En ce qui concerne les armes défensives, le bouclier occupait la place d'honneur.  Tout guerrier en possédait un.  De forme circulaire, en bois, il pouvait être recouvert de cuir peint en rouge et encerclé de métal.  Au centre se trouvait l'ombon, sorte de bosse de fer destinée à protéger le poing.  Il semble que la plupart des guerriers aient possédé un casque.  Habituellement très simple, de forme conique, il était souvent prolongé par une languette servant à couvrir le nez.  Les cornes, appendices qui font généralement partie de cette pièce d'équipement dans les représentations contemporaines des terribles guerriers nordiques, sont le fait de l'imagination populaire.  Elles n'ont jamais surmonté leurs casques.  La cotte de mailles était peu portée, en raison de son coût fort élevé.  Il est probable que seuls les chefs et les hommes les plus prospères du groupe pouvaient se l'offrir, sans oublier ceux qui en avaient dépouillé des soldats ennemis.  La découverte, au cours de fouilles archéologiques récentes, effectuées dans le nord-ouest du Groenland et dans l'est de l'île Ellesmere, de deux fragments datant respectivement des XIe et XIIe siècles prouve que ce vêtement de protection s'est rendu jusqu'en Amérique.  Cotte de mailles et casques étaient en fer.

 

Casque normand (ou viking), Xe siècle
Les casques normands (ou vikings) étaient généralement pourvus d'un protège-nez, comme on peut le voir ici.

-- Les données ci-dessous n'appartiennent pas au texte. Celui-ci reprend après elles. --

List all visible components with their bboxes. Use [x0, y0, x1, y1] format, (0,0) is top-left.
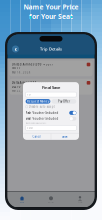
button[interactable]: Request Money: [26, 99, 50, 104]
staticText: Home: [20, 201, 24, 203]
staticText: Name Your Price: [24, 2, 78, 11]
staticText: 100: [27, 126, 33, 130]
button[interactable]: Cancel: [23, 133, 51, 140]
staticText: Disable auto accept: [29, 105, 55, 109]
button[interactable]: Save: [51, 133, 79, 140]
staticText: 10: [27, 93, 31, 96]
staticText: Final Save: [42, 85, 60, 90]
staticText: Request Money: [27, 100, 49, 103]
staticText: Flash Voucher Included: [26, 111, 59, 115]
button[interactable]: Delta Airways (244 → 812): [10, 79, 92, 95]
staticText: Delta Airways (244 → 812): [12, 81, 48, 84]
staticText: DL210: [12, 85, 21, 88]
button[interactable]: My Trips: [36, 192, 66, 207]
staticText: Profile: [78, 201, 82, 203]
staticText: Other transferable vouchers: [26, 122, 47, 124]
button[interactable]: Back: [10, 44, 20, 54]
staticText: United Airlines (390 → 907): [12, 63, 53, 66]
staticText: Pay Offer: [58, 100, 70, 103]
staticText: for Your Seat: [29, 12, 73, 21]
button[interactable]: United Airlines (390 → 907): [10, 60, 92, 76]
button[interactable]: Email Voucher Included: [23, 116, 79, 122]
button[interactable]: Flash Voucher Included: [23, 110, 79, 116]
button[interactable]: Pay Offer: [52, 99, 76, 104]
button[interactable]: Home: [8, 192, 36, 207]
staticText: LH777: [12, 67, 21, 70]
staticText: Email Voucher Included: [26, 117, 59, 120]
staticText: Cancel: [32, 135, 41, 138]
staticText: My Trips: [48, 201, 54, 203]
staticText: Mar 14, 2024: [12, 71, 31, 74]
staticText: Mar 22, 2024: [12, 89, 31, 92]
button[interactable]: Profile: [66, 192, 94, 207]
staticText: Trip Details: [40, 46, 62, 52]
staticText: Save: [62, 135, 68, 138]
staticText: ‹: [14, 45, 16, 54]
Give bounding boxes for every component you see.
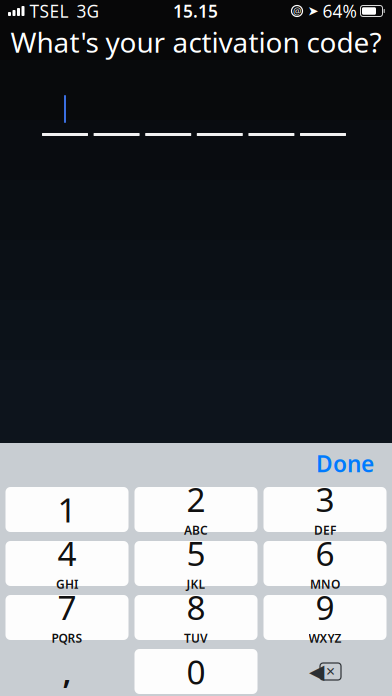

Contrairement à la croyance populaire, il n'y avait pas de cornes sur les casques vikings. Gravure d'après Viollet-le-Duc.

 

La tenue vestimentaire du Viking se composait d'une tunique, de pantalons de laine, de chaussures en cuir souple, d'une ceinture sur laquelle était enfilé le fourreau de l'épée, et peut-être d'un couvre-chef.  Par temps froid, son habillement se complétait d'une cape de laine, retenue à l'épaule droite par une grosse épingle de métal.

 

Le retrait des Vikings

Est-ce le rapport de force qui s'est établi dès le premier contact avec les populations locales qui a amené les Vikings à quitter l'Amérique ?  Les autochtones étaient certainement nombreux, et les nouveaux venus, malgré leurs armes de fer, ne pouvaient espérer en avoir raison.  Comme le dit la Saga d'Éric le Rouge, les Vikings, au Vinland, « réalisèrent que, bien que ce fut une bonne terre, leur vie à cet endroit serait toujours dominée par la peur et les combats ».  Ils décidèrent donc de retourner chez eux, de sorte que la première incursion européenne armée au Canada fut repoussée.  Après l'échec des tentatives de colonisation vikings, il faudra attendre quelque 500 ans pour qu'arrive du vieux continent une nouvelle vague d'explorateurs.